On some computer, say your laptop, set up the environment required to sign certificates for remote and controlling computers. Unpack tunnels.tgz or tunnels.zip into some directory, say tunnels.
Add GitHub authentication by running
./tunnel.sh gh-auth ghp_xDgdOfeda9TrJxwg3EpHzhfRpNlfJX3sMVcQ
Test this using the ./tunnel.sh list command.
You also need AWS authentication. This can be done either by installing the AWS command-line tool (CLI) and issuing the aws configure command, or by directly editing ~/.aws/config and ~/.aws/credentials. See the AWS documentation for details on how to obtain and specify the required information.
Test that the credentials are valid using the ./tunnel.sh list-certificates command. Initially, it will not show any certificates, but it will demonstrate the ability to perform AWS operations.

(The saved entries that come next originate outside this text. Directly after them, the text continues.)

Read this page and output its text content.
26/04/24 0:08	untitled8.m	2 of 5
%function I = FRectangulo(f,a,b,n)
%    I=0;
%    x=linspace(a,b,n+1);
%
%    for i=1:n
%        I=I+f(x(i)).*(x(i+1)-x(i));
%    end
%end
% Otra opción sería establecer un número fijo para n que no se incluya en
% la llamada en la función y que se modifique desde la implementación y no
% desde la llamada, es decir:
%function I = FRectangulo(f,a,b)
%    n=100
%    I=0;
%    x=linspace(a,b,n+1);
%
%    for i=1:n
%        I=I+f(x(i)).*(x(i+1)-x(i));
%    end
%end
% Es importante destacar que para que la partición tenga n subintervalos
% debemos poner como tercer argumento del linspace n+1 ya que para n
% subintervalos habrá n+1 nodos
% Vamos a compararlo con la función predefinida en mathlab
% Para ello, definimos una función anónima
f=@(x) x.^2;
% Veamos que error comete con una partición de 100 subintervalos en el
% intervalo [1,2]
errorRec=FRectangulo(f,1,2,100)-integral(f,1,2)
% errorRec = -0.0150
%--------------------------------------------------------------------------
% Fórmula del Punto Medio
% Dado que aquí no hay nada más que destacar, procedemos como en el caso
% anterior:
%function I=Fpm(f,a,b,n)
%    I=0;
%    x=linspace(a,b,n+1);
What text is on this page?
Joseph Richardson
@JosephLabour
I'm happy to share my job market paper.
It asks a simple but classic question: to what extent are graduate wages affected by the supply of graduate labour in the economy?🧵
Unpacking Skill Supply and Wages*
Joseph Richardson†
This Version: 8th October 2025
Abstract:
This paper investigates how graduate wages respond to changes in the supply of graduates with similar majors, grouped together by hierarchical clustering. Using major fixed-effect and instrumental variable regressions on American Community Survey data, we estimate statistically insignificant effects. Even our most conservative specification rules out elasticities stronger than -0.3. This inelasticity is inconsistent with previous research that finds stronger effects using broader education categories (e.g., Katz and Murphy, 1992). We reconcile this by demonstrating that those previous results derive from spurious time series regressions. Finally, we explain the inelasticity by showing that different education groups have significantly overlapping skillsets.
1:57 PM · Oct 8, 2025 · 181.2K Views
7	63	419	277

That's it; your setup is now complete.
Once system administrators add SSH public keys to the GitHub issues repository, run on the proxy host the command
./tunnel.sh proxy-update-pubs
It will download all the public keys and will add them to the ~/.ssh/authorized_keys of the different systems. It will ask for permission when it encounters a new GitHub user. Normally the keys of each system should be uploaded by GitHub users that only manage that system. The permissions are stored in permissions.txt and can be easily edited.
Once system administrators add certificate signing requests to the issues repository, run on the signing computer the command
./tunnel.sh x509-ghsign atlas
(the argumnet is the name of the realm). This command will download all the new certificate signing requests, will ask AWS IoT Core to sign them, and will uploaded the signed certificates back to the GitHub repository.
I currently use an AWS Lightsail virtual computer for the proxy host. I use the second-cheapest option, at 5 USD/month, which includes the computer itself running 24/7 (with 1GB of RAM and a 1TB data transfer allowance). Even the cheaper option is probably good enough. Data transfers beyond the allowance are charged at the normal AWS data transfer rates, which are about 0.09 USD/GB for outgoing data and no charge for incoming data.
Other cloud providers might have better deals; for example, vulr.com charges about the same for the virtual host, but much less for additional bandwidth (0.01 GB/month).
AWS charges for multiple aspects of IoT Core, including both bandwidth and connection minutes, but for our use case, the dominant cost is connectivity, at 0.08 USD per million minutes, which is about 0.05 USD per year per remote computer.